Robotic Thymus Gland Surgery

Some patients with an autoimmune neuromuscular disease called myasthenia gravis can benefit from robotic surgery to remove the thymus gland, a procedure called a thymectomy. Robotic surgery is ideal for these cases since it avoids the more commonly performed open sternotomy procedure in which a vertical inline incision is made along the sternum, after which the sternum itself is divided, or "cracked." Studies of robotic thymectomies have shown a significant decrease in complications compared with conventional open sternotomy surgery.

After a typical hospital stay of 1–2 days for robotic thymus gland surgery, most patients are discharged home, with a full return to normal activities in 2–4 weeks.

Robotic Esophageal Surgery

Robotic esophageal surgery is performed to treat esophageal canceer, gastroesophageal reflux disease (GERD), hiatal hernia, and achalasia and esophageal diverticulum (conditions that interfere with food passing into the stomach).

Robotic esophagectomy allows this complex surgery to be performed with smaller incisions and less pain, often with a faster recovery and less risk for pulmonary complications such as pneumonia.

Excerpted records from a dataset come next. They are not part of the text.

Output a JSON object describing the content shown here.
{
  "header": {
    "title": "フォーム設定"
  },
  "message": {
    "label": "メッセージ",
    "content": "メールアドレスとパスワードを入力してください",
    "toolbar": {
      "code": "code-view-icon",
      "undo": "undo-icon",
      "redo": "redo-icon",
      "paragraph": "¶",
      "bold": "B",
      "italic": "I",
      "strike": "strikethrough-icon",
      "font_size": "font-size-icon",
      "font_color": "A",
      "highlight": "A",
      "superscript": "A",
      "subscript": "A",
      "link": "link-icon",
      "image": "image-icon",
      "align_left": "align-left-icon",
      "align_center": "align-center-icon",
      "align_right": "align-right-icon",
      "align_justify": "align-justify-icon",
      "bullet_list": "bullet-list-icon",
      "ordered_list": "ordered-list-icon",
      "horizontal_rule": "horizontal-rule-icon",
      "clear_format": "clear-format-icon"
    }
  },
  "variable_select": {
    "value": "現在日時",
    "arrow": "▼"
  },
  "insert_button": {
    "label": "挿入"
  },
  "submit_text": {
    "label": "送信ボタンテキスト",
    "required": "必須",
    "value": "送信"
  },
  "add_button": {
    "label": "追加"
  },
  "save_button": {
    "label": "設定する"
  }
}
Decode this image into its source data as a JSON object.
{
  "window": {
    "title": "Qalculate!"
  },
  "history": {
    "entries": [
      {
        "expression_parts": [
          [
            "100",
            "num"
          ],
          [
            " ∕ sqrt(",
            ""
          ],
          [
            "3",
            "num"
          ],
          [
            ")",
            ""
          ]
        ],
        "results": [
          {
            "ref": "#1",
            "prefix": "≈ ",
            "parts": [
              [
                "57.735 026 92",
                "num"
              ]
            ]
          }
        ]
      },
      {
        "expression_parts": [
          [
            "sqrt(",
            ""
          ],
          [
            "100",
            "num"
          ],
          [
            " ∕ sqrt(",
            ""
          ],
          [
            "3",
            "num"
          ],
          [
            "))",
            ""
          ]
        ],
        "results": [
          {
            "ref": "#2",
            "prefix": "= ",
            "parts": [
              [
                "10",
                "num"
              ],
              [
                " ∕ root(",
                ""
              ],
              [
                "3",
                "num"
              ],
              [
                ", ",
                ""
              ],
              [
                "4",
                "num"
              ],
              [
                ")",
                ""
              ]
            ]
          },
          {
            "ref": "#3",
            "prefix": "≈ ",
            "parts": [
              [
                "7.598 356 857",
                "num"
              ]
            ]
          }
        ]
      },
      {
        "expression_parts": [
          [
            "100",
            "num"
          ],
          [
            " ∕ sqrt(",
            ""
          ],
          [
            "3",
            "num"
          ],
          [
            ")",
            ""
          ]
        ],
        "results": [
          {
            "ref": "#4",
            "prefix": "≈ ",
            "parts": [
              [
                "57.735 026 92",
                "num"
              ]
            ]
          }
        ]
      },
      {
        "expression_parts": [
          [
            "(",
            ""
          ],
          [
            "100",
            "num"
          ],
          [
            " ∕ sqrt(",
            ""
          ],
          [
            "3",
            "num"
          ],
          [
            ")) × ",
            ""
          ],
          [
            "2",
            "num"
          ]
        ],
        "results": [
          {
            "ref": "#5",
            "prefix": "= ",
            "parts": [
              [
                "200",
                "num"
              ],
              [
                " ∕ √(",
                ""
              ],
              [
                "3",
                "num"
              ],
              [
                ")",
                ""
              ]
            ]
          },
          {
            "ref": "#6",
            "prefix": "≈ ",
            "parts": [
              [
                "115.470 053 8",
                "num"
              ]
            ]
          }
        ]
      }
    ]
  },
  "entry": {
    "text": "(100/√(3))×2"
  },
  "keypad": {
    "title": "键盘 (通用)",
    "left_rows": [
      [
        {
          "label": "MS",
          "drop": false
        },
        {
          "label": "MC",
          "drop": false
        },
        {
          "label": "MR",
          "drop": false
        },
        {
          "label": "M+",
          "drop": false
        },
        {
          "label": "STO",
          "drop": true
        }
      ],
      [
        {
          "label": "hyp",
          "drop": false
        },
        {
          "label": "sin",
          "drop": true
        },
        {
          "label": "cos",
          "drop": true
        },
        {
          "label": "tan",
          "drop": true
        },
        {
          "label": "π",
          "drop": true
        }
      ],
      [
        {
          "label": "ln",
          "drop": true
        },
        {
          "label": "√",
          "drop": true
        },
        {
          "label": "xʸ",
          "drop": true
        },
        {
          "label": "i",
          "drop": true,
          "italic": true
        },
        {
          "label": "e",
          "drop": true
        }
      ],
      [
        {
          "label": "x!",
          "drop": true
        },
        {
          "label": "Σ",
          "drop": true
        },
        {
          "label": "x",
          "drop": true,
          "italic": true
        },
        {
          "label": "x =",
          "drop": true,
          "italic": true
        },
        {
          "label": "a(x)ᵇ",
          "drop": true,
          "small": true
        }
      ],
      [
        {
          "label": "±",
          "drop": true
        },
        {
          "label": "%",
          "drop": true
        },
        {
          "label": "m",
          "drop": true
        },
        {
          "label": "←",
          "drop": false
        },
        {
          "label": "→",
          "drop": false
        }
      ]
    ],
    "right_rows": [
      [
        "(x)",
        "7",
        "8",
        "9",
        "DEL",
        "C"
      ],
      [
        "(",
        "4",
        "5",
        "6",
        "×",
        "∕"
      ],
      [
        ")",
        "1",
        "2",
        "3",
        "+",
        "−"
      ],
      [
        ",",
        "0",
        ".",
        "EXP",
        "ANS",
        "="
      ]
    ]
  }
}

Recovery is dependent on the extent of surgery performed and ranges from 1 day in the hospital for benign esophageal surgery to 7 days in the hospital for esophagectomy for cancer. Full recovery takes 3–8 weeks with a longer recovery for esophageal cancer patients.

Other Robotic Procedures

A number of other procedures are also available from doctors at the Rod Taylor Thoracic Care Center, including:

  • Video-assisted thoracoscopic surgery (VATS) — a minimally invasive thoracic surgery that does not use a thoracotomy  (a large incision into the chest wall). Our doctors perform VATs to diagnose and treat plural diseases, which include infection, fluid buildup or cancer surrounding the lungs.
  • Robotic tracheal (windpipe) procedures to remove tumors and treat tracheal stenosis (a narrowing condition).
  • Endobronchial ultrasound to diagnose lung cancer and enlarged lymph nodes.
  • Navigational bronchoscopy for biopsy of small lung nodules.
  • LINX® Reflux Management System procedure to treat gastroesophageal reflux (GERD), which involves implanting a band of magnetic beads around the lower esophageal sphincter.